5.4 PR-DataLink-1.0-20140930#
Re-organised introduction to introduce the links capability and distinguish it from the service descriptor more clearly. Explicitly noted that service descriptors do not describe the output of a service.
Fixed various small typos mentioned on the RFC page.
Clarified the use of the DataLink vocabulary in the semantics column of the links table.
Changed the links table output constraints to allow only one of: access_url, service_def, or error_message. This removes the possible inconsistency of access_url in the table being different from accessURL in a service descriptor referenced by use of service_def and reduces service use by clients to a single supported approach.
Added specific datatype=:raw-latex:allowbreak”long” to the content_length field in the links table.
Moved VOSpace-2.0 service descriptor to be a separate example and made it explicit that all the necessary details to invoke such a RESTful service is not supported in this version of the specification; clients must recognise the standardID to use RESTful web services.
5.5 PR-DataLink-20140530#
Changed document status to proposed recommendation.
Removed REQUEST parameter
Added custom service example.
Removed standard authentication and authorization error messages since these are difficult to implement consistently in different web service platforms. Changed the error message strings to use the word Fault (following GWS-WG usage, e.g. VOSpace-2.0) since Error has specific meaning in some platforms.
5.6 WD-DataLink-20140505#
Changed the standardID for the {links} resource to include version as will be described in the StandardsRegExt record.

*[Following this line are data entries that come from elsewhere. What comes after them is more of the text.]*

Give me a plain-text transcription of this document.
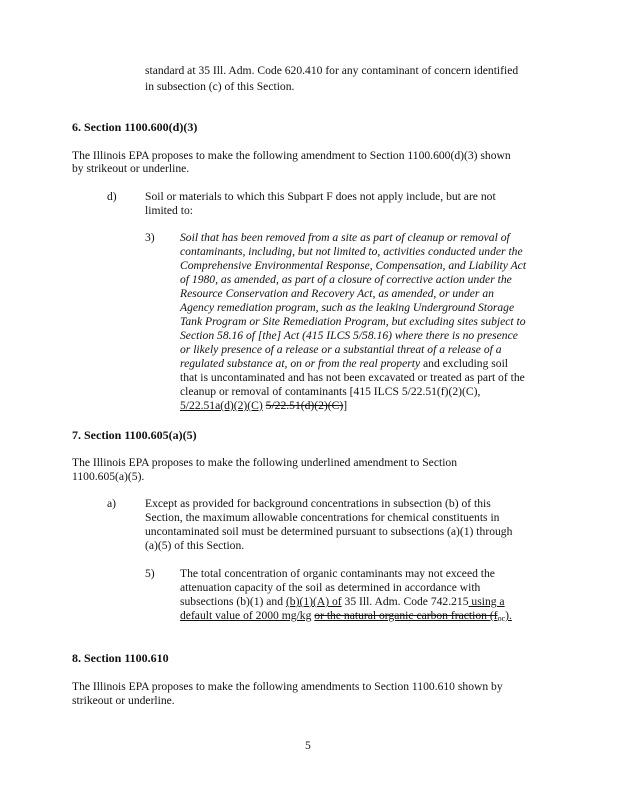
standard at 35 Ill. Adm. Code 620.410 for any contaminant of concern identified
in subsection (c) of this Section.
6. Section 1100.600(d)(3)
The Illinois EPA proposes to make the following amendment to Section 1100.600(d)(3) shown
by strikeout or underline.
d) Soil or materials to which this Subpart F does not apply include, but are not
limited to:
3) Soil that has been removed from a site as part of cleanup or removal of
contaminants, including, but not limited to, activities conducted under the
Comprehensive Environmental Response, Compensation, and Liability Act
of 1980, as amended, as part of a closure of corrective action under the
Resource Conservation and Recovery Act, as amended, or under an
Agency remediation program, such as the leaking Underground Storage
Tank Program or Site Remediation Program, but excluding sites subject to
Section 58.16 of [the] Act (415 ILCS 5/58.16) where there is no presence
or likely presence of a release or a substantial threat of a release of a
regulated substance at, on or from the real property and excluding soil
that is uncontaminated and has not been excavated or treated as part of the
cleanup or removal of contaminants [415 ILCS 5/22.51(f)(2)(C),
5/22.51a(d)(2)(C) 5/22.51(d)(2)(C)]
7. Section 1100.605(a)(5)
The Illinois EPA proposes to make the following underlined amendment to Section
1100.605(a)(5).
a) Except as provided for background concentrations in subsection (b) of this
Section, the maximum allowable concentrations for chemical constituents in
uncontaminated soil must be determined pursuant to subsections (a)(1) through
(a)(5) of this Section.
5) The total concentration of organic contaminants may not exceed the
attenuation capacity of the soil as determined in accordance with
subsections (b)(1) and (b)(1)(A) of 35 Ill. Adm. Code 742.215 using a
default value of 2000 mg/kg or the natural organic carbon fraction $(f_{oc})$.
8. Section 1100.610
The Illinois EPA proposes to make the following amendments to Section 1100.610 shown by
strikeout or underline.
5
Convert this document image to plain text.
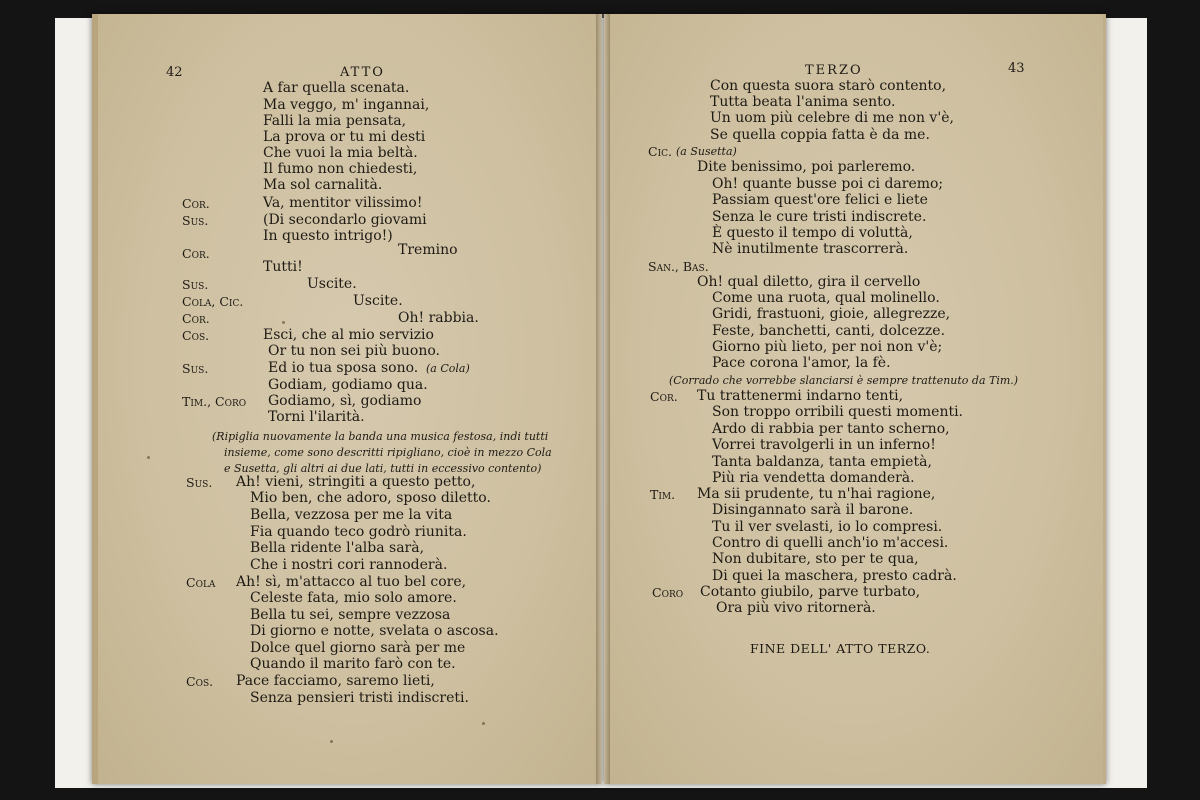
42	ATTO	TERZO	43
FINE DELL' ATTO TERZO.
A far quella scenata.
Ma veggo, m' ingannai,
Falli la mia pensata,
La prova or tu mi desti
Che vuoi la mia beltà.
Il fumo non chiedesti,
Ma sol carnalità.
Cor.	Va, mentitor vilissimo!
Sus.	(Di secondarlo giovami
In questo intrigo!)
Cor.	Tremino
Tutti!
Sus.	Uscite.
Cola, Cic.	Uscite.
Cor.	Oh! rabbia.
Cos.	Esci, che al mio servizio
Or tu non sei più buono.
Sus.	Ed io tua sposa sono. (a Cola)
Godiam, godiamo qua.
Tim., Coro Godiamo, sì, godiamo
Torni l'ilarità.
(Ripiglia nuovamente la banda una musica festosa, indi tutti
insieme, come sono descritti ripigliano, cioè in mezzo Cola
e Susetta, gli altri ai due lati, tutti in eccessivo contento)
Sus. Ah! vieni, stringiti a questo petto,
Mio ben, che adoro, sposo diletto.
Bella, vezzosa per me la vita
Fia quando teco godrò riunita.
Bella ridente l'alba sarà,
Che i nostri cori rannoderà.
Cola Ah! sì, m'attacco al tuo bel core,
Celeste fata, mio solo amore.
Bella tu sei, sempre vezzosa
Di giorno e notte, svelata o ascosa.
Dolce quel giorno sarà per me
Quando il marito farò con te.
Cos. Pace facciamo, saremo lieti,
Senza pensieri tristi indiscreti.
Con questa suora starò contento,
Tutta beata l'anima sento.
Un uom più celebre di me non v'è,
Se quella coppia fatta è da me.
Cic. (a Susetta)
Dite benissimo, poi parleremo.
Oh! quante busse poi ci daremo;
Passiam quest'ore felici e liete
Senza le cure tristi indiscrete.
È questo il tempo di voluttà,
Nè inutilmente trascorrerà.
San., Bas.
Oh! qual diletto, gira il cervello
Come una ruota, qual molinello.
Gridi, frastuoni, gioie, allegrezze,
Feste, banchetti, canti, dolcezze.
Giorno più lieto, per noi non v'è;
Pace corona l'amor, la fè.
(Corrado che vorrebbe slanciarsi è sempre trattenuto da Tim.)
Cor. Tu trattenermi indarno tenti,
Son troppo orribili questi momenti.
Ardo di rabbia per tanto scherno,
Vorrei travolgerli in un inferno!
Tanta baldanza, tanta empietà,
Più ria vendetta domanderà.
Tim. Ma sii prudente, tu n'hai ragione,
Disingannato sarà il barone.
Tu il ver svelasti, io lo compresi.
Contro di quelli anch'io m'accesi.
Non dubitare, sto per te qua,
Di quei la maschera, presto cadrà.
Coro Cotanto giubilo, parve turbato,
Ora più vivo ritornerà.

Changed service descriptor resource to use type=:raw-latex:allowbreak”meta” utype=:raw-latex:allowbreak”adhoc:service” so VOTable documents pass schema validation and this resource type can still be easily found.
Improved the VOSI-capabilities example so it describes all parameters of the example DataLink service.
Removed unnecessary HTTP header advice and clarified the strict DataLink mimetype usage.
Removed mention of DALI-examples since it is an optional feature for all services.
Changed name of the input parameters group element in a service descriptor to inputParams.
Fixed reference to DALI document.
Added SIA-1.0 resource desciptor example.
Tried to clarify the relationship of the two aspects of DataLink in the introduction.
Specifically allow access_url in the list of links to be different from accessURL in the service descriptor, with VOSpace example.
5.7 WD-DataLink-20140212#
Clarified that one can implement a standalone DataLink service or include {links} resources in other services.
Re-ordered sections 2–5 so all the sections describing the {links} capability are together.
Changed from GROUP with PARAM and FIELDref siblings to PARAM with ref attribute when defining a parameter-column-with-values in section 4.1 Service Resources.
Clarified the introduction so it is clear we intend to support linking of any services via RESOURCE(s) in any responses.
Changed the output of {links} resource to clearly differentiate between links with usable accessURL and links where the accessURL is a service that requires more parameters. Changed the naming style for fields in the list of links to use lower case with underscore separator so that direct potential implementations don’t run into case issues.